Paragraph 21: “We find that Fried’s affidavit complied with Rule 191. Freid stated that she personally performed numerous inspections at Evanger’s and detailed her observations on specific dates. For example, she noted that on March 5, 2007, she observed: debris and junk stored in the rear of the property; rusted and unused equipment in the rear of the property stored dangerously high, unused equipment and debris in the rear of property; pallets piled up in the rear of property; rusted trailers with debris inside and stored underneath; rusted trailers being used for storage; piping and conduit laying against a shed; rusted equipment and plastic totes for chicken product stored in the rear of the property; storage inside the trailers; wildlife tracks in and around trailers – possible wildlife harborage under and in damaged trailers; and, rusted trailers used for storage. Further, on June 21, 2007, she observed: “thousands” of maggots on rotten decaying animal parts; flies all over the property and open and exposed rotting animal parts; flies and maggots over unknown rotting substances.

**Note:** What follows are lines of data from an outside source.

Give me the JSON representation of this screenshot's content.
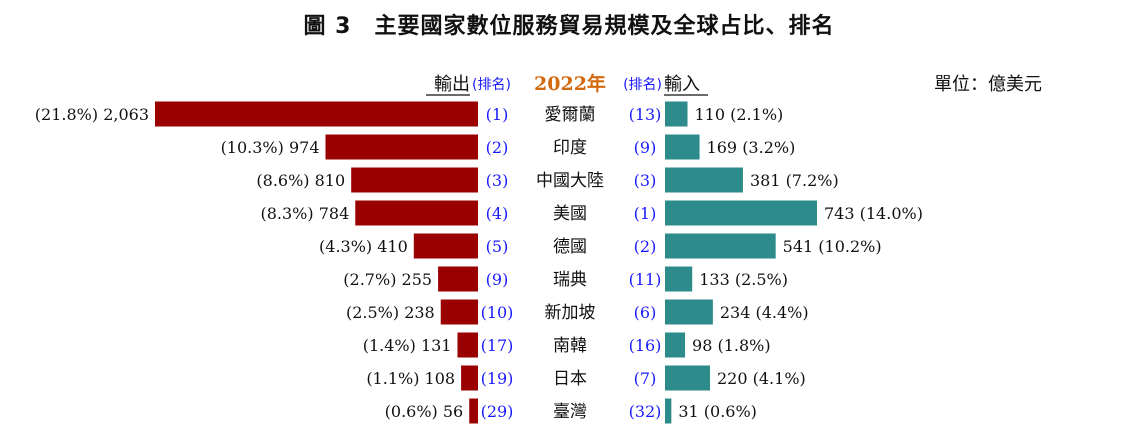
{
  "title": "圖 3　主要國家數位服務貿易規模及全球占比、排名",
  "header": {
    "export_label": "輸出",
    "rank_label_left": "(排名)",
    "year": "2022年",
    "rank_label_right": "(排名)",
    "import_label": "輸入",
    "unit": "單位：億美元"
  },
  "colors": {
    "export_bar": "#9b0000",
    "import_bar": "#2e8b8b",
    "rank_text": "#1a1aff",
    "year_text": "#d46a10"
  },
  "chart_data": {
    "type": "bar",
    "layout": "butterfly",
    "categories": [
      "愛爾蘭",
      "印度",
      "中國大陸",
      "美國",
      "德國",
      "瑞典",
      "新加坡",
      "南韓",
      "日本",
      "臺灣"
    ],
    "series": [
      {
        "name": "輸出",
        "values": [
          2063,
          974,
          810,
          784,
          410,
          255,
          238,
          131,
          108,
          56
        ],
        "shares": [
          "21.8%",
          "10.3%",
          "8.6%",
          "8.3%",
          "4.3%",
          "2.7%",
          "2.5%",
          "1.4%",
          "1.1%",
          "0.6%"
        ],
        "ranks": [
          1,
          2,
          3,
          4,
          5,
          9,
          10,
          17,
          19,
          29
        ],
        "labels": [
          "(21.8%) 2,063",
          "(10.3%) 974",
          "(8.6%) 810",
          "(8.3%) 784",
          "(4.3%) 410",
          "(2.7%) 255",
          "(2.5%) 238",
          "(1.4%) 131",
          "(1.1%) 108",
          "(0.6%) 56"
        ],
        "rank_labels": [
          "(1)",
          "(2)",
          "(3)",
          "(4)",
          "(5)",
          "(9)",
          "(10)",
          "(17)",
          "(19)",
          "(29)"
        ]
      },
      {
        "name": "輸入",
        "values": [
          110,
          169,
          381,
          743,
          541,
          133,
          234,
          98,
          220,
          31
        ],
        "shares": [
          "2.1%",
          "3.2%",
          "7.2%",
          "14.0%",
          "10.2%",
          "2.5%",
          "4.4%",
          "1.8%",
          "4.1%",
          "0.6%"
        ],
        "ranks": [
          13,
          9,
          3,
          1,
          2,
          11,
          6,
          16,
          7,
          32
        ],
        "labels": [
          "110 (2.1%)",
          "169 (3.2%)",
          "381 (7.2%)",
          "743 (14.0%)",
          "541 (10.2%)",
          "133 (2.5%)",
          "234 (4.4%)",
          "98 (1.8%)",
          "220 (4.1%)",
          "31 (0.6%)"
        ],
        "rank_labels": [
          "(13)",
          "(9)",
          "(3)",
          "(1)",
          "(2)",
          "(11)",
          "(6)",
          "(16)",
          "(7)",
          "(32)"
        ]
      }
    ],
    "title": "圖 3　主要國家數位服務貿易規模及全球占比、排名",
    "xlabel": "",
    "ylabel": "",
    "grid": false
  }
}
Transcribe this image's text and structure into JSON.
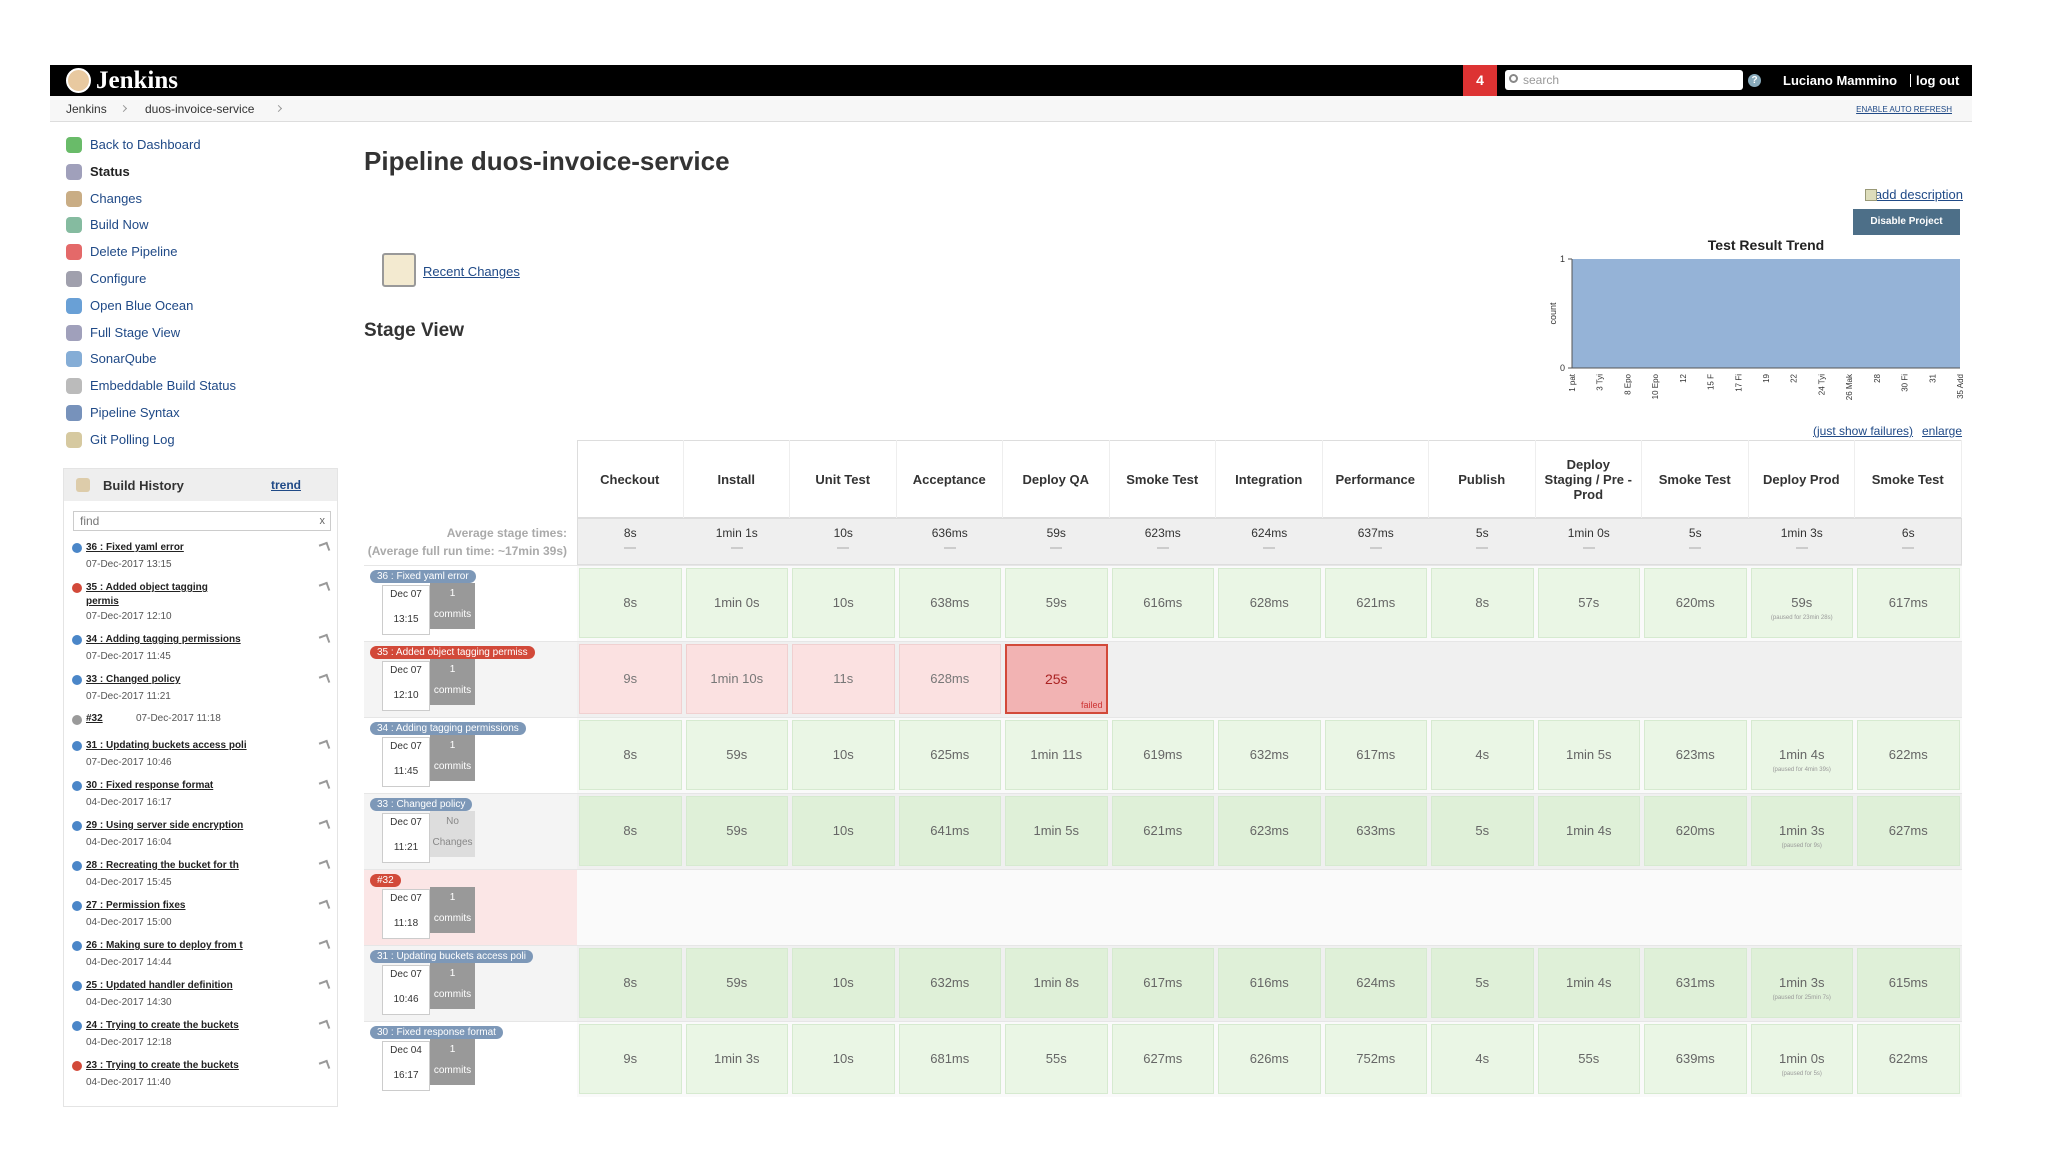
{
  "header": {
    "logo": "Jenkins",
    "badge": "4",
    "search": "search",
    "help": "?",
    "user": "Luciano Mammino",
    "logout": "log out",
    "auto_refresh": "ENABLE AUTO REFRESH"
  },
  "breadcrumb": [
    "Jenkins",
    "duos-invoice-service"
  ],
  "sidebar": {
    "tasks": [
      "Back to Dashboard",
      "Status",
      "Changes",
      "Build Now",
      "Delete Pipeline",
      "Configure",
      "Open Blue Ocean",
      "Full Stage View",
      "SonarQube",
      "Embeddable Build Status",
      "Pipeline Syntax",
      "Git Polling Log"
    ]
  },
  "build_history": {
    "title": "Build History",
    "trend": "trend",
    "find": "find",
    "find_clear": "x",
    "builds": [
      {
        "label": "36 : Fixed yaml error",
        "date": "07-Dec-2017 13:15",
        "status": "success"
      },
      {
        "label": "35 : Added object tagging permis",
        "date": "07-Dec-2017 12:10",
        "status": "failed"
      },
      {
        "label": "34 : Adding tagging permissions",
        "date": "07-Dec-2017 11:45",
        "status": "success"
      },
      {
        "label": "33 : Changed policy",
        "date": "07-Dec-2017 11:21",
        "status": "success"
      },
      {
        "label": "#32",
        "date": "07-Dec-2017 11:18",
        "status": "aborted"
      },
      {
        "label": "31 : Updating buckets access poli",
        "date": "07-Dec-2017 10:46",
        "status": "success"
      },
      {
        "label": "30 : Fixed response format",
        "date": "04-Dec-2017 16:17",
        "status": "success"
      },
      {
        "label": "29 : Using server side encryption",
        "date": "04-Dec-2017 16:04",
        "status": "success"
      },
      {
        "label": "28 : Recreating the bucket for th",
        "date": "04-Dec-2017 15:45",
        "status": "success"
      },
      {
        "label": "27 : Permission fixes",
        "date": "04-Dec-2017 15:00",
        "status": "success"
      },
      {
        "label": "26 : Making sure to deploy from t",
        "date": "04-Dec-2017 14:44",
        "status": "success"
      },
      {
        "label": "25 : Updated handler definition",
        "date": "04-Dec-2017 14:30",
        "status": "success"
      },
      {
        "label": "24 : Trying to create the buckets",
        "date": "04-Dec-2017 12:18",
        "status": "success"
      },
      {
        "label": "23 : Trying to create the buckets",
        "date": "04-Dec-2017 11:40",
        "status": "failed"
      }
    ]
  },
  "main": {
    "title": "Pipeline duos-invoice-service",
    "add_description": "add description",
    "disable": "Disable Project",
    "recent_changes": "Recent Changes",
    "stage_view": "Stage View",
    "just_show_failures": "(just show failures)",
    "enlarge": "enlarge"
  },
  "test_trend": {
    "title": "Test Result Trend",
    "y_label": "count",
    "ylim": [
      0,
      1
    ],
    "yticks": [
      0,
      1
    ],
    "categories": [
      "1 pat",
      "3 Tyi",
      "8 Epo",
      "10 Epo",
      "12",
      "15 F",
      "17 Fi",
      "19",
      "22",
      "24 Tyi",
      "26 Mak",
      "28",
      "30 Fi",
      "31",
      "35 Add"
    ],
    "values": [
      1,
      1,
      1,
      1,
      1,
      1,
      1,
      1,
      1,
      1,
      1,
      1,
      1,
      1,
      1
    ],
    "color": "#95b3d7"
  },
  "stage_view": {
    "stages": [
      "Checkout",
      "Install",
      "Unit Test",
      "Acceptance",
      "Deploy QA",
      "Smoke Test",
      "Integration",
      "Performance",
      "Publish",
      "Deploy Staging / Pre - Prod",
      "Smoke Test",
      "Deploy Prod",
      "Smoke Test"
    ],
    "average_label": "Average stage times:",
    "average_full": "(Average full run time: ~17min 39s)",
    "averages": [
      "8s",
      "1min 1s",
      "10s",
      "636ms",
      "59s",
      "623ms",
      "624ms",
      "637ms",
      "5s",
      "1min 0s",
      "5s",
      "1min 3s",
      "6s"
    ],
    "runs": [
      {
        "badge": "36 : Fixed yaml error",
        "date": "Dec 07",
        "time": "13:15",
        "commits": "1",
        "commits_label": "commits",
        "status": "success",
        "cells": [
          {
            "time": "8s"
          },
          {
            "time": "1min 0s"
          },
          {
            "time": "10s"
          },
          {
            "time": "638ms"
          },
          {
            "time": "59s"
          },
          {
            "time": "616ms"
          },
          {
            "time": "628ms"
          },
          {
            "time": "621ms"
          },
          {
            "time": "8s"
          },
          {
            "time": "57s"
          },
          {
            "time": "620ms"
          },
          {
            "time": "59s",
            "note": "(paused for 23min 28s)"
          },
          {
            "time": "617ms"
          }
        ]
      },
      {
        "badge": "35 : Added object tagging permiss",
        "date": "Dec 07",
        "time": "12:10",
        "commits": "1",
        "commits_label": "commits",
        "status": "failed",
        "cells": [
          {
            "time": "9s"
          },
          {
            "time": "1min 10s"
          },
          {
            "time": "11s"
          },
          {
            "time": "628ms"
          },
          {
            "time": "25s",
            "note": "failed"
          }
        ]
      },
      {
        "badge": "34 : Adding tagging permissions",
        "date": "Dec 07",
        "time": "11:45",
        "commits": "1",
        "commits_label": "commits",
        "status": "success",
        "cells": [
          {
            "time": "8s"
          },
          {
            "time": "59s"
          },
          {
            "time": "10s"
          },
          {
            "time": "625ms"
          },
          {
            "time": "1min 11s"
          },
          {
            "time": "619ms"
          },
          {
            "time": "632ms"
          },
          {
            "time": "617ms"
          },
          {
            "time": "4s"
          },
          {
            "time": "1min 5s"
          },
          {
            "time": "623ms"
          },
          {
            "time": "1min 4s",
            "note": "(paused for 4min 39s)"
          },
          {
            "time": "622ms"
          }
        ]
      },
      {
        "badge": "33 : Changed policy",
        "date": "Dec 07",
        "time": "11:21",
        "commits": "No",
        "commits_label": "Changes",
        "status": "success",
        "cells": [
          {
            "time": "8s"
          },
          {
            "time": "59s"
          },
          {
            "time": "10s"
          },
          {
            "time": "641ms"
          },
          {
            "time": "1min 5s"
          },
          {
            "time": "621ms"
          },
          {
            "time": "623ms"
          },
          {
            "time": "633ms"
          },
          {
            "time": "5s"
          },
          {
            "time": "1min 4s"
          },
          {
            "time": "620ms"
          },
          {
            "time": "1min 3s",
            "note": "(paused for 9s)"
          },
          {
            "time": "627ms"
          }
        ]
      },
      {
        "badge": "#32",
        "date": "Dec 07",
        "time": "11:18",
        "commits": "1",
        "commits_label": "commits",
        "status": "aborted",
        "cells": []
      },
      {
        "badge": "31 : Updating buckets access poli",
        "date": "Dec 07",
        "time": "10:46",
        "commits": "1",
        "commits_label": "commits",
        "status": "success",
        "cells": [
          {
            "time": "8s"
          },
          {
            "time": "59s"
          },
          {
            "time": "10s"
          },
          {
            "time": "632ms"
          },
          {
            "time": "1min 8s"
          },
          {
            "time": "617ms"
          },
          {
            "time": "616ms"
          },
          {
            "time": "624ms"
          },
          {
            "time": "5s"
          },
          {
            "time": "1min 4s"
          },
          {
            "time": "631ms"
          },
          {
            "time": "1min 3s",
            "note": "(paused for 25min 7s)"
          },
          {
            "time": "615ms"
          }
        ]
      },
      {
        "badge": "30 : Fixed response format",
        "date": "Dec 04",
        "time": "16:17",
        "commits": "1",
        "commits_label": "commits",
        "status": "success",
        "cells": [
          {
            "time": "9s"
          },
          {
            "time": "1min 3s"
          },
          {
            "time": "10s"
          },
          {
            "time": "681ms"
          },
          {
            "time": "55s"
          },
          {
            "time": "627ms"
          },
          {
            "time": "626ms"
          },
          {
            "time": "752ms"
          },
          {
            "time": "4s"
          },
          {
            "time": "55s"
          },
          {
            "time": "639ms"
          },
          {
            "time": "1min 0s",
            "note": "(paused for 5s)"
          },
          {
            "time": "622ms"
          }
        ]
      }
    ]
  }
}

She also referenced the attached pictures in her affidavit. We find that the affidavit complies with Rule 191 because Fried’s observations consist of specific facts rather than conclusions, which were based on her personal knowledge. Although it appears from the trial court’s comments that the court did not consider the affidavit, we find it proper.”
Paragraph 36: “Evanger’s next contends that the trial court erred in refusing to return Evanger’s funds. After the hearing on the Village’s petition to revoke the order of supervision, the trial court imposed a fine on Evanger’s of $168,000. Subsequently, the Village obtained $168,000, in funds from Evanger’s bank accounts in satisfaction of the judgment. After we reversed and vacated the trial court’s orders imposing and revoking supervision, the Village successfully moved to have the money deposited with the Clerk of the Circuit Court. Evanger’s argues that this was error and Evanger’s was “deprived of its property without due process.” However, Evanger’s fails to argue how the court’s order lacked due process. In sum, we conclude that the proceedings did not deprive Evanger’s of its due process rights.”
Paragraph 37: “Accordingly, the judgment of the circuit court is affirmed.”
The above Paragraph 37 means the judgment of the lower court was upheld.
As for Evanger’s pet food problems of last year, approximately 1 month ago Laura Alvey of FDA told me the FDA is still investigating and can make no further comment on the Warning Letter issued May 5, 2011.